The CRISPR/Cas9 bacterial system (in fact a true bacterial “immune response” system) attracted a large interest over the past few years thanks to its versatility for the production of genome editing tools. In nature, the transcripts of CRISPR DNA sequences that accumulate during phage infections in bacteria, can drive the bacterial endonuclease Cas9 to specific sequences within the DNA of infecting bacteriophages. Such specific targeting allows double strand cleavage of invading DNA, thus halting the viral infection. Conversely, in response to such defense apparatus, phages have evolved protein systems that allow blocking the Cas9 nuclease activity through various mechanisms.
One such system (AcrIIA6) has been presented in a recent single particle cryo EM analysis developed through a collaboration between Aix-Marseille University (Architecture et Fonction des Macromolécules Biologiques, CNRS, Luminy Campus, France), Laval University (Département de biochimie, de microbiologie, et de bio-informatique, Quebec, Canada), and the cryo-EM lab at the University of Milano (Dept. Biosciences). This study presents four cryo-EM structures (in the 3.0 – 3.3 Å resolution range) that encompass in multicomponent complexes CRISPR single guide RNA, target DNA, Cas9 (from Streptococcus thermophilus) and the dimeric AcrIIA6 phage protein (2 x 183residues). The cryo EM analyses show that the homodimeric AcrIIA6 protein can bind one or two Cas9 complexes at the same time (see Figure), and that the nuclease inhibitory mechanism relies on an allosteric effect whereby binding of the inhibitor protein alters the structural and dynamic properties of a Cas9 region involved in binding of the protospacer adjacent motif (PAM) sequence presented by the target DNA stretch.

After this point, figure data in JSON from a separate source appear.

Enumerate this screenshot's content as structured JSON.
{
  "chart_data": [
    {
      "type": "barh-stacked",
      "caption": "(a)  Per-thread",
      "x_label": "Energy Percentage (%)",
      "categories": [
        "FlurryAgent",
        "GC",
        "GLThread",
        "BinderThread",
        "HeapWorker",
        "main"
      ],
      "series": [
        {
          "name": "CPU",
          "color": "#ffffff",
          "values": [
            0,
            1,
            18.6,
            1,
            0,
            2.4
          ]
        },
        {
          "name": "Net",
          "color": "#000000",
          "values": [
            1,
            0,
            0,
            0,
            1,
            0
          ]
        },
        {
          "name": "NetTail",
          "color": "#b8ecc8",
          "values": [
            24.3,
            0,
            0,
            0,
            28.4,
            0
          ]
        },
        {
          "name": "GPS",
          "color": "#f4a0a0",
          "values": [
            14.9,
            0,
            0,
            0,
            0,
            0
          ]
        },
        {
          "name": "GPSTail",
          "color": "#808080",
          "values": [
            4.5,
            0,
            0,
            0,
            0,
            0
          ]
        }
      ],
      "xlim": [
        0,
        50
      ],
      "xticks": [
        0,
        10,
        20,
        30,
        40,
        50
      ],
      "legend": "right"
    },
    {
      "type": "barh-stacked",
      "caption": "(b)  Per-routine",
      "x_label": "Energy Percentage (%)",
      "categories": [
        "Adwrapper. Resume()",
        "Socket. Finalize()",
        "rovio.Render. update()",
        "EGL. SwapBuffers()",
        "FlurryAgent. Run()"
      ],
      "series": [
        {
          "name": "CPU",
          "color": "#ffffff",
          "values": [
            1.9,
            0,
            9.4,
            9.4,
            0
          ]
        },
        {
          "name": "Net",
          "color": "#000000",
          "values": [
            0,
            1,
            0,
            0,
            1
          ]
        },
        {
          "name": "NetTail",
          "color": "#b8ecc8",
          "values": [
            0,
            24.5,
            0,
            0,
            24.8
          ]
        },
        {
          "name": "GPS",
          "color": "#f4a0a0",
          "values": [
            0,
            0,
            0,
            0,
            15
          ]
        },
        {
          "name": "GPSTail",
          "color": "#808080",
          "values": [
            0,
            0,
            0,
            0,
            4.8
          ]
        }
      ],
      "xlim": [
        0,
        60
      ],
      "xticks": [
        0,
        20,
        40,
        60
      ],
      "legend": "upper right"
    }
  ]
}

More details on the cryo-EM and associated biochemical analyses re reported in Fuchsbauer, Swuec et al. (2019) Molecular Cell, 76, 1-16.
Figure caption: The Cas9 (light blue)/sgRNA(green)/target DNA(yellow)/AcrIIA6 dimer(purple) complex in its monomeric and dimeric assemblies. Non all Cas9 domains are fully resolved, as previously observed, due to conformational disorder.